BOSTON, MA – On Thursday, January 19th, the Senate approved a $131 million supplemental budget for the current fiscal year 2012. Included in the final budget was an additional $1.8 million for the Foster and Adpted Child Fee Waiver program, which will fully fund the initiative for spring 2012 semester. The program, now in its fourth year, provides educational opportunities at state and community colleges to students who were formerly in Department of Children and Families (DCF) custody. The $1.8 million appropriation marks an important victory for the program, which has been chronically underfunded since its inception in 2008 as part of the Act Protecting Children in the Care of the Commonwealth.
There have been a variety of news articles highlighting this deficiency in recent months. Most notably was the case involving Alexis O’Malley of Marshfield, who was informed by DCF that she would be granted a waiver for fees and was later rejected. Since the issue was first brought to Senator Hedlund’s attention last summer, he has attempted to fully fund this program in every spending bill the legislature has taken up. His amendments were defeated by roll call votes on every occasion.
Based on figures received from the Department of Higher Education, Sen.
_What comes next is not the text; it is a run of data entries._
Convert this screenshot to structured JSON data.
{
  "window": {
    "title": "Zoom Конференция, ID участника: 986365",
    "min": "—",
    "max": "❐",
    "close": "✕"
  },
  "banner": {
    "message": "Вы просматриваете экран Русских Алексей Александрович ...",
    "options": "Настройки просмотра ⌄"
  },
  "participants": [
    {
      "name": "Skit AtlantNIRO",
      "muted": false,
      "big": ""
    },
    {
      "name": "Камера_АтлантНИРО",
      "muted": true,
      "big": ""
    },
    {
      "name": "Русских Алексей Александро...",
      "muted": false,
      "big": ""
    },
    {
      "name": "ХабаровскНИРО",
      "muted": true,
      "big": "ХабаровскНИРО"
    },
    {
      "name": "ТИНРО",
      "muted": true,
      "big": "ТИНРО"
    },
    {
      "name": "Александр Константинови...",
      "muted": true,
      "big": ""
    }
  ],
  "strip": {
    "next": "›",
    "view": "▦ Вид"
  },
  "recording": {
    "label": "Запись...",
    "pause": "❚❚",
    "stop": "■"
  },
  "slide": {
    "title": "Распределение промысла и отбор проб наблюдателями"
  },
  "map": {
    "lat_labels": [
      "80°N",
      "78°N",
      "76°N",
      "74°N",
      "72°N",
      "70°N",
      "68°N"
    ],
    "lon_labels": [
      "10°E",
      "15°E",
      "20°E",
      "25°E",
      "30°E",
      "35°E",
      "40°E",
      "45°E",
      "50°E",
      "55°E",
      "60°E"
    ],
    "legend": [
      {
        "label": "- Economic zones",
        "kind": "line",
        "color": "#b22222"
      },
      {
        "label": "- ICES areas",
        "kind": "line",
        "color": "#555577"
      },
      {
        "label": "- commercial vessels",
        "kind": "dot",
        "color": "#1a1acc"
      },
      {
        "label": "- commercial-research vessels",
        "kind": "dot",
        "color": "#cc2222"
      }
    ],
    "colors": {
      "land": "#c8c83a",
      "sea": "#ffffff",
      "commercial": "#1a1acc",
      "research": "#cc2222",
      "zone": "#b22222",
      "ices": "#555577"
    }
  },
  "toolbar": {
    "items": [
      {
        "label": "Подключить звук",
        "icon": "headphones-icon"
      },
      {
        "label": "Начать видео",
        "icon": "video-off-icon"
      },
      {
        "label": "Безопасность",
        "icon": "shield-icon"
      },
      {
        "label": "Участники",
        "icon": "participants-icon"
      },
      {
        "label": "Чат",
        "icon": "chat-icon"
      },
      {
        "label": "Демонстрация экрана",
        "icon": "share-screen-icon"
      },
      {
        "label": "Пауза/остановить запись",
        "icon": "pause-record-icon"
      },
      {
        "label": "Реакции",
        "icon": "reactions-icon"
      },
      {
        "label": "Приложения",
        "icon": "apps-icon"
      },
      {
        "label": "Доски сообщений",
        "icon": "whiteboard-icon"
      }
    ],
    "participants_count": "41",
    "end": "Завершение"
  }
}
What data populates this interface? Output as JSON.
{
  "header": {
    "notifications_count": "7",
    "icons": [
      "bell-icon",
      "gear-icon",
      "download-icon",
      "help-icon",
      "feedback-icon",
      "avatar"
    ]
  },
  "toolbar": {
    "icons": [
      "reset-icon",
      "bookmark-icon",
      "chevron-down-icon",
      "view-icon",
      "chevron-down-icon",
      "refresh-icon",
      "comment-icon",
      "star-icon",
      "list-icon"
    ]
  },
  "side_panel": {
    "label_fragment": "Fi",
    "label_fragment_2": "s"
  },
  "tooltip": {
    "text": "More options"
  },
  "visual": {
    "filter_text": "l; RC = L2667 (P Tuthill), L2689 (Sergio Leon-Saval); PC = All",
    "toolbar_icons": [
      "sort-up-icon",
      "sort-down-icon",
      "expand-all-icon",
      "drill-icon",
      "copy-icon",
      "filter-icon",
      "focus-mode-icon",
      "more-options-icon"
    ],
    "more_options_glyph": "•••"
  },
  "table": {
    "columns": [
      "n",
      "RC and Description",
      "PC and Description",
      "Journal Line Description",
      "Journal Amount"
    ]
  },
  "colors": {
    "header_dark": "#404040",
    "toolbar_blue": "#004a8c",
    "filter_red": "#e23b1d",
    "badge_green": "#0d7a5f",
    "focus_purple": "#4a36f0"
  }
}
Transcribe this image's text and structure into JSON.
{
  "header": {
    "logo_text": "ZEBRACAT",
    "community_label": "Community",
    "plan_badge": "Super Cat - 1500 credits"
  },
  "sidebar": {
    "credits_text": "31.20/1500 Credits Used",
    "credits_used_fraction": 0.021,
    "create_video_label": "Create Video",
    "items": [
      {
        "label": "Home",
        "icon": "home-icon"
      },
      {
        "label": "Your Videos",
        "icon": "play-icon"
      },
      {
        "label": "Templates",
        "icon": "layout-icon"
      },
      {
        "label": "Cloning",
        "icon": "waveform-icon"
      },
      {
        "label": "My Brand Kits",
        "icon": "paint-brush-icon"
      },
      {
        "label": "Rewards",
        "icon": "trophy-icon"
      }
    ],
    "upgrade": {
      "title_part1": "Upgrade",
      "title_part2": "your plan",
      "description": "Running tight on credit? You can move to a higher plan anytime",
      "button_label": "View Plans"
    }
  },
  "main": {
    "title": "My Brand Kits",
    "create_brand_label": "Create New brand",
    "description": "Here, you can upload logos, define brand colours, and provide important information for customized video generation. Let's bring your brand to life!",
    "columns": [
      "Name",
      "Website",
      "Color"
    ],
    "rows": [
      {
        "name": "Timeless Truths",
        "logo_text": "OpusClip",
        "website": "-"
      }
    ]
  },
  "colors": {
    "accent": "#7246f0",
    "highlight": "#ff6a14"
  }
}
Hedlund estimates that the $1.8 million expenditure will represent an average savings of $2,500 per student in the coming semester. For students attending more expensive state universities, the savings could be as great as $5,000.
National data from the Department of Health and Human Services suggests bleak futures ahead for those that remain in state custody until age 18. These young adults often experience higher than normal rates of incarceration and unemployment while some 20% end up homeless or unable to support themselves. Only 2% of children who age out of foster care go on to earn college degrees.
“This program makes a college education possible for many children who may not otherwise be able to afford it,” Hedlund said. “I am proud that the legislature is finally keeping its promise to some of the Commonwealth’s most vulnerable children. This is a smart investment that gives these children a chance at a better future.”